Mr A Maginness: Actually, Chair, it is not really a question but more of a comment. We went to Dublin and had a very useful and constructive meeting with the Oireachtas Joint Committee on Justice, Defence and Equality. The point that members of the Committee emphasised was the normative effect of law: if you change the law, different attitudes arise. That has been the case in Sweden, where they changed the law 10 or 15 year ago. That is very important. In fact, your colleague Pádraig Mac Lochlainn emphasised the point about normative values.
My other point is about research, which Nexus also emphasised. There is plenty of research into prostitution to show that it does not differ from one part of Ireland to another. One of the points that the joint Oireachtas Committee made was that you do not need any further research. They told us that the research has been done and that, if we wanted the research, they would share it with us. You can go round the world and see the research and get the same sorry results. That deals with the research point.
Ms Breslin: Can I add one thing to that? Sorry, I know that I am taking liberties. A clever thing in the Bill is the monitoring of its implementation. That is where you could build in proper research to assess its impact. In Norway and Sweden they did the same, and they can now look back and observe those changes.
I agree with you that the research is there. I do not think that men in Northern Ireland who buy sex and women in Northern Ireland in prostitution are so different from those in the Republic, the UK and elsewhere in Europe.
The Chairperson: People want to continue the debate. Ms McCorley and William Humphrey want to speak again. I really will draw a line under it after we have dealt with those two points. We need to leave, as the First Minister is coming in to host an event.
Ms McCorley: I do not think that the case for the normative effect has been proven. I was in Sweden and was told by people who work in the sex industry there that they have seen no significant reduction. There is also evidence that it has increased. In fact, there is Eurostat evidence to suggest that convictions for trafficking in Sweden have quadrupled and that trafficking is increasing more there than in other countries in the area. What the women said — this is very concerning — was that life had got more dangerous and that they felt more stigmatised.

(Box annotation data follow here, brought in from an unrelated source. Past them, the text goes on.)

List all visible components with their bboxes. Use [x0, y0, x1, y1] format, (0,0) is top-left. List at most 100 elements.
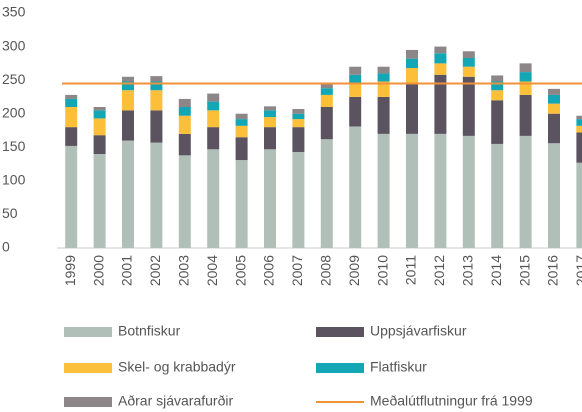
bar-segment: [292, 151, 305, 248]
bar-segment: [462, 135, 475, 248]
bar-segment: [491, 143, 504, 248]
x-tick-label: 2008: [318, 255, 334, 286]
bar-segment: [150, 142, 163, 248]
legend-swatch: [64, 327, 112, 337]
bar-segment: [434, 53, 447, 64]
bar-segment: [292, 127, 305, 152]
bar-segment: [65, 127, 78, 146]
bar-segment: [548, 103, 560, 114]
bar-segment: [65, 94, 78, 99]
bar-segment: [406, 83, 418, 134]
bar-segment: [292, 109, 305, 114]
x-tick-label: 2005: [232, 255, 248, 286]
bar-segment: [150, 76, 163, 82]
bar-segment: [576, 119, 582, 126]
x-tick-label: 2000: [90, 255, 106, 286]
bar-segment: [377, 81, 390, 97]
bar-segment: [178, 98, 191, 107]
bar-segment: [235, 160, 248, 248]
bar-segment: [377, 66, 390, 74]
x-tick-label: 2011: [403, 255, 419, 285]
bar-segment: [320, 88, 333, 95]
bar-segment: [491, 75, 504, 82]
bar-segment: [93, 118, 106, 136]
bar-segment: [207, 110, 220, 128]
y-tick-label: 300: [2, 37, 26, 53]
legend-swatch: [64, 397, 112, 407]
bar-segment: [235, 119, 248, 126]
bar-segment: [93, 154, 106, 248]
bar-segment: [320, 107, 333, 140]
bar-segment: [93, 110, 106, 119]
bar-segment: [519, 94, 532, 136]
bar-segment: [406, 68, 418, 84]
x-tick-label: 1999: [62, 255, 78, 286]
bar-segment: [207, 149, 220, 248]
y-tick-label: 200: [2, 104, 26, 120]
bar-segment: [93, 107, 106, 111]
bar-segment: [576, 125, 582, 133]
y-tick-label: 50: [2, 205, 18, 221]
bar-segment: [406, 58, 418, 69]
bar-segment: [548, 94, 560, 104]
bar-segment: [349, 126, 362, 248]
bar-segment: [235, 137, 248, 161]
x-tick-label: 2002: [147, 255, 163, 286]
bar-segment: [122, 90, 134, 111]
bar-segment: [150, 110, 163, 143]
bar-segment: [519, 135, 532, 248]
bar-segment: [65, 98, 78, 107]
bar-segment: [207, 93, 220, 102]
legend-swatch: [316, 363, 364, 373]
bar-segment: [434, 74, 447, 134]
x-tick-label: 2010: [374, 255, 390, 286]
bar-segment: [122, 81, 134, 91]
x-tick-label: 2015: [516, 255, 532, 286]
bar-segment: [264, 106, 276, 111]
x-tick-label: 2012: [431, 255, 447, 286]
bar-segment: [320, 139, 333, 248]
bar-segment: [548, 88, 560, 95]
legend-label: Flatfiskur: [370, 359, 427, 375]
bar-segment: [576, 162, 582, 248]
bar-segment: [349, 96, 362, 127]
y-tick-label: 250: [2, 71, 26, 87]
bar-segment: [93, 135, 106, 154]
x-tick-label: 2006: [261, 255, 277, 286]
bar-segment: [178, 155, 191, 248]
x-tick-label: 2007: [289, 255, 305, 286]
bar-segment: [65, 107, 78, 128]
legend-label: Aðrar sjávarafurðir: [118, 393, 233, 409]
bar-segment: [264, 127, 276, 150]
y-tick-label: 100: [2, 172, 26, 188]
bar-segment: [349, 74, 362, 84]
bar-segment: [65, 145, 78, 248]
x-tick-label: 2001: [119, 255, 135, 286]
bar-segment: [519, 81, 532, 95]
bar-segment: [434, 46, 447, 54]
bar-segment: [150, 90, 163, 111]
bar-segment: [548, 143, 560, 248]
bar-segment: [122, 110, 134, 141]
bar-segment: [491, 90, 504, 101]
legend-label: Uppsjávarfiskur: [370, 323, 467, 339]
x-tick-label: 2003: [176, 255, 192, 286]
x-tick-label: 2009: [346, 255, 362, 286]
bar-segment: [292, 119, 305, 128]
bar-segment: [292, 113, 305, 120]
y-tick-label: 350: [2, 4, 26, 20]
bar-segment: [178, 107, 191, 116]
legend-label: Skel- og krabbadýr: [118, 359, 236, 375]
bar-segment: [349, 83, 362, 97]
bar-segment: [434, 133, 447, 248]
bar-segment: [462, 66, 475, 77]
bar-segment: [235, 113, 248, 120]
legend-swatch: [316, 327, 364, 337]
bar-segment: [264, 117, 276, 128]
bar-segment: [406, 49, 418, 59]
legend-label: Botnfiskur: [118, 323, 181, 339]
bar-segment: [264, 110, 276, 118]
bar-segment: [178, 115, 191, 134]
bar-segment: [377, 73, 390, 82]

I see no evidence of a normative effect. As somebody said, it is like drugs. Do drugs laws make people stop wanting to take drugs? No. Will this law make men stop wanting to buy sex? I do not think so, and I do not think that the normative effect is proven.
The Chairperson: We are into statement territory again. I forgive Rosie as I have allowed others to do it.
Mr A Maginness: It is a self-evident proposition that the law changes attitudes, behaviours and values.
Mr Wells: As Pádraig Mac Lochlainn clearly stated.
The Chairperson: I can hear our Assembly speeches already.
Mr Humphrey: I will perhaps continue to make a statement, but only a baby one. As someone who represents north Belfast and who knows about all the illicit criminality that has gone on in this city, and in that constituency in particular, I am afraid that I not convinced that the Bill will drive things underground. They are already underground, folks. We have heard some of the testimonies of people whose lives have been destroyed by this evil, and Norman is quite right that it is evil. As legislators, we have a bounden duty to protect the most vulnerable people in society. That is simply all that we are trying to do.
These are evil people who are criminals, but they are also very astute and clever businessmen, who are making millions by driving young women, who are denied the most basic of human rights, into appalling conditions and servitude that nobody should be expected to endure in this day and age. It is modern-day slavery that needs to be addressed.
The Chairperson: On that point I will finish. I am sorry. I know that people want to speak, but we have to leave the room.
I thank everyone who came. We appreciate your evidence, particularly on all the other clauses. Thank you very much.